Chile’s traditional centre-right coalition, Chile Vamos, plummeted to fifth place, with its candidate, Evelyn Matthei, 72, winning 12.7 per cent. Matthei pledged her support for Kast.
Kast, 59, has promised to take swift action on crime and illegal migration, by creating new maximum-security prisons, increasing penalties for gang-related crime, and deporting undocumented migrants. He has also pledged to slash $6bn in public spending over 18 months, which many economists have criticised as unrealistic.
Next month’s run-off will be the most polarised election in 35 years of democracy in Chile, though both Jara and Kast have moderated their positions to secure centrist voters.
Kast, a devout Catholic and father of nine, has played down the conservative family values that were a major part of his two previous presidential campaigns, including his opposition to Chile’s partial legalisation of abortion. He has also avoided speaking about his support for former dictator Augusto Pinochet.
Jara, 51, a member of Chile’s hardline Communist party since the age of 14, has pledged to maintain fiscal balance, while introducing a monthly minimum “living income” of $810, bumping up incomes via subsidies and direct state transfers. Her core security pledge is a plan to weaken gangs by tackling money laundering.

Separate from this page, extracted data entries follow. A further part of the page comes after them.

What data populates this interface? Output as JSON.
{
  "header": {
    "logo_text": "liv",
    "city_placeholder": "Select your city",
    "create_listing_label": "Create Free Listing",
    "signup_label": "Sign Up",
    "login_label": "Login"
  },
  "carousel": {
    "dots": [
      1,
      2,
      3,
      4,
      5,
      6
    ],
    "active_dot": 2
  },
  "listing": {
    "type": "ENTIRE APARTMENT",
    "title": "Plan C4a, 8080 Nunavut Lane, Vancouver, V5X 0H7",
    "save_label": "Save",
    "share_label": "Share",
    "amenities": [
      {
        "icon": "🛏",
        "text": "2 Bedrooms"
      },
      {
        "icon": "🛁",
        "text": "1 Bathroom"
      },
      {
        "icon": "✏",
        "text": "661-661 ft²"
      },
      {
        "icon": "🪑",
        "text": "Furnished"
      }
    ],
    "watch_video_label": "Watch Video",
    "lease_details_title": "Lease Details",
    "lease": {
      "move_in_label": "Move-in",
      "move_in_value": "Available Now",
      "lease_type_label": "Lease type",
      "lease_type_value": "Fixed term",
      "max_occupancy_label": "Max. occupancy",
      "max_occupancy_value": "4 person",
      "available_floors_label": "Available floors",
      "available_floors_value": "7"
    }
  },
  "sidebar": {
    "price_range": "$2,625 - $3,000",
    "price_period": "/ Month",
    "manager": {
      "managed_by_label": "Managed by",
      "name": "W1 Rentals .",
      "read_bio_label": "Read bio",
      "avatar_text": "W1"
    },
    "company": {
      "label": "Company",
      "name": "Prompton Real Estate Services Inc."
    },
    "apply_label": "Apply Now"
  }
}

“Almost half of Chileans didn’t vote for me or Kast, and from tomorrow we will go out to speak to and listen to them carefully,” Jara told supporters after the result.
Anti-establishment candidates fared well amid frustration with traditional parties’ failure to prevent the security crisis and resolve long-standing cost of living problems, analysts said.
Franco Parisi, a right-leaning populist businessman, came third, with an unexpectedly large 19.6 per cent of the vote, while Johannes Kaiser, a libertarian congressman and a former YouTube personality, picked up 13.9 per cent.
A new obligatory voting system boosted participation, with more than 13mn ballots cast, compared with 7.1mn in the first round in 2021.
Early vote counts for congressional elections, in which all lower house seats and half the upper house seats were up for grabs, suggested the right would have a majority in both houses.
“The problem for Kast will be that the rightwing bloc in congress is made up of three coalitions, some moderate, some populist, some hard right, with different ideas of how the right should use that majority,” said Patricio Navia, a Chilean political analyst.
He added: “It will be a bigger challenge to unite the right rather than to defeat the left.”